A spokeswoman for the U.N. World Food Program in Khartoum said implementation of the flight ban could lead to “a worrisome” situation, but the Sudanese government had not officially informed the food program of any plans to do so.

“So far our flights are going as normal and all OLS standing agreements are in force,” said Makena Walker.

Also in Sudan, a staff member with World Relief, the international assistance arm of the National Association of Evangelicals, was injured during a bomb attack Thursday (July 20) in Liethnom. Government military planes dropped 12 bombs in the area, where World Relief operates one of its two relief operation centers in southern Sudan.

“It is an appalling travesty that the military forces of northern Sudan should target humanitarian endeavors aimed at improving the condition of the civilian population in Liethnom,” said Clive Calver, president of World Relief. “At a time when the church there is exploding with life, I call upon churches in the U.S. to demonstrate solidarity with the church in Liethnom through their prayers and much-needed humanitarian assistance at this time. We do not intend to leave our brothers and sisters to stand alone.”


The bombing marked the third attack on Liethnom since June 14, according to World Relief, which reports that each bomb attack gets closer and closer to World Relief’s operations.

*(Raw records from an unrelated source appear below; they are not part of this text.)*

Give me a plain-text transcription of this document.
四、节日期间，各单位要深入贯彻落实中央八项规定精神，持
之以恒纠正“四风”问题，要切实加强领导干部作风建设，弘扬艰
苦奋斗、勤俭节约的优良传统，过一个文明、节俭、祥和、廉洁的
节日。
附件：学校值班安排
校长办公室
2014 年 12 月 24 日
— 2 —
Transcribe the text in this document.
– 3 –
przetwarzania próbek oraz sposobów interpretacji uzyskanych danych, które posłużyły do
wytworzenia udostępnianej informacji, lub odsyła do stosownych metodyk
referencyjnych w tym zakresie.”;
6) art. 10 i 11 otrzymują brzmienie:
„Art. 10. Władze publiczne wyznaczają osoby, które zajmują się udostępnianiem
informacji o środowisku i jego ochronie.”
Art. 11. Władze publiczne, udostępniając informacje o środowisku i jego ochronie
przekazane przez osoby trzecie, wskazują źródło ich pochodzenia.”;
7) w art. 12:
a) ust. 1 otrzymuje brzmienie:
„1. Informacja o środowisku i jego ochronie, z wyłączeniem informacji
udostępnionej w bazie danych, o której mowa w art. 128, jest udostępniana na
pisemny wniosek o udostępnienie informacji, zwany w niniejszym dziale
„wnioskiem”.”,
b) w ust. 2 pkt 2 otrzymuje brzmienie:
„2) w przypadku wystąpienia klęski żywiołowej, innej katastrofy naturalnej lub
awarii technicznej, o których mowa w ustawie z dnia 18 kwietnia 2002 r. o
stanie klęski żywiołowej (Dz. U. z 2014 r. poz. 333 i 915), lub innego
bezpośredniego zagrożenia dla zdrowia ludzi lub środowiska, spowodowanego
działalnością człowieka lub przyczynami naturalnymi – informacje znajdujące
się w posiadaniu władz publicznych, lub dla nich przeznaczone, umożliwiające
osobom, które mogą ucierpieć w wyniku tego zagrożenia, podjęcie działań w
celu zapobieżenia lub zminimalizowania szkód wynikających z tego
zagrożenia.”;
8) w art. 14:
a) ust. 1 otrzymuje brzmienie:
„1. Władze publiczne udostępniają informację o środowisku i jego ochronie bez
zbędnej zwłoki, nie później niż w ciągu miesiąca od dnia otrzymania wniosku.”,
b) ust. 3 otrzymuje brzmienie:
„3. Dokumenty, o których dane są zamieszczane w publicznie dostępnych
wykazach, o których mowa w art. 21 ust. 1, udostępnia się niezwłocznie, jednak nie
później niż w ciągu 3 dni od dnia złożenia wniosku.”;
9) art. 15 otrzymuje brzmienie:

First Religious Freedom Ambassador Leaving State Department Post

(RNS) The country’s first ambassador-at-large for international religious freedom is leaving his State Department post to join a think tank at Eastern College outside Philadelphia.

Robert Seiple, a former president of both World Vision International and Eastern College, will leave the State Department in September. President Clinton named Seiple the first ambassador for religious freedom in 1998.

Seiple told Associated Baptist Press he felt confident he had woven religious freedom “into the fabric” of American foreign policy. “I think I did what I came here to do,” Seiple said.

Seiple will head the new Institute for Global Engagement, which will focus on the reasons and causes for religious persecution around the world. Seiple said he hopes the independent think tank will be able to act in ways that a government agency cannot.

The religious freedom post was created by Congress in 1998, along with the U.S. Commission on International Religious Freedom, a watchdog group that reports to the president and Congress. Seiple said his successor would likely be named after the November elections.


Elliott Abrams, chair of the religious freedom commission, said Seiple has set a good precedent for his office.

“He started from scratch and built the position into a serious and influential one by force of personality, personal integrity and a passionate commitment to religious freedom,” Abrams said in a statement.

Quote of the Day: Actor Charlie Sheen

(RNS) “I think religion is for people trying to stay out of hell. Spirituality is for those who’ve gone through it.”

_ Actor Charlie Sheen, speaking at ABC’s party during the summer TV press tour. He was quoted in The Palm Beach Post.